Rabu, 28 Oktober 2015

Pemanfaatan E-Learning di Sekolah Dasar



A.      Pengertian  E-Learning
E-Learning adalah istilah yang digunakan untuk menyederhanakan kata electronic learning . Diliat dari struktur kata electronic learning atau e-learning dapat kita lihat bahwa istilah ini dibentuk dari dua kata dasar yaitu elektronic yang berarti elektronik dan learning yang berarti pembelajaran. Jadi electronic learning atau e-learning berarti pembelajaran dengan menggunakan jasa bantuan perangkat elektronika. Dalam pelaksanaannya e-learning menggunakan jasa audio, video atau perangkat komputer atau kombinasi dari ketiganya. Dalam berbagai literatur, e-learning didefinisikan sebagai berikut:
e-Learning is a generic term for all technologically supported learning using an array of teaching and learning tools as phone bridging, audio and videotapes, teleconferencing, satellite transmissions, and the more recognized web-based training or computer aided instruction also commonly referred to as online courses” (Soekartawi, Haryono dan Librero, 2002).

B.       Metode Pembelajaran E-Learning
Dilihat dari cara penyampaiannya, e-learning dibagai kedalam dua cara yaitu One way communication (komunikasi satu arah) dan Two way communication (komunikasi dua arah). Komunikasi atau interaksi antara guru dan peserta didik memang sebaiknya melalui sistem dua arah. Dalam e-learning, sistem dua arah ini juga bisa diklasifikasikan menjadi dua, yaitu: dilaksanakan melalui cara langsung (synchronous).

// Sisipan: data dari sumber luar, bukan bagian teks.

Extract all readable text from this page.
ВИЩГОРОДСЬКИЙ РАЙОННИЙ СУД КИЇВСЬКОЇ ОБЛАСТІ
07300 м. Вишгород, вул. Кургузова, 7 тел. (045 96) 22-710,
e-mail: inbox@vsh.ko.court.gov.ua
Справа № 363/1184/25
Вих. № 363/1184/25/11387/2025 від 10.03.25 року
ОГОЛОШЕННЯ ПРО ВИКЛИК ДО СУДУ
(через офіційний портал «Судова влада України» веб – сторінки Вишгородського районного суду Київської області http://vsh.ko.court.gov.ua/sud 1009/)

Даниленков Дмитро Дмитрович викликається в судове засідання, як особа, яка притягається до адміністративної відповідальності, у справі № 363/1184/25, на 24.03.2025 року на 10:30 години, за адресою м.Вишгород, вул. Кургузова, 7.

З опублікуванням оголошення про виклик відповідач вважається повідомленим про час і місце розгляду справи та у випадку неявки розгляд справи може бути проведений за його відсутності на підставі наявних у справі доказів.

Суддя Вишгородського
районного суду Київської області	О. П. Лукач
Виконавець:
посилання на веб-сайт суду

Artinya pada saat instruktur memberikan pelajaran, peserta didik dapat langsung mendengarkan; dan dilaksanakan melalaui cara tidak langsung (a-synchronous). Misalnya pesan dari instruktur direkam dahulu sebelum digunakan.
Pemanfaatan e-learning tidak terlepas dari jasa internet. Karena teknik pembelajaran yang tersedia di internet begitu lengkap, maka hal ini akan mempengaruhi terhadap tugas guru dalam proses pembelajaran. Dahulu, proses belajar mengajar didominasi oleh peran guru, karena itu disebut the era of teacher. Kini, proses belajar dan mengajar, banyak didominasi oleh peran guru dan buku (the era of teacher and book) dan pada masa mendatang proses belajar dan mengajar akan didominasi oleh peran guru, buku dan teknologi (the era of teacher, book and technology).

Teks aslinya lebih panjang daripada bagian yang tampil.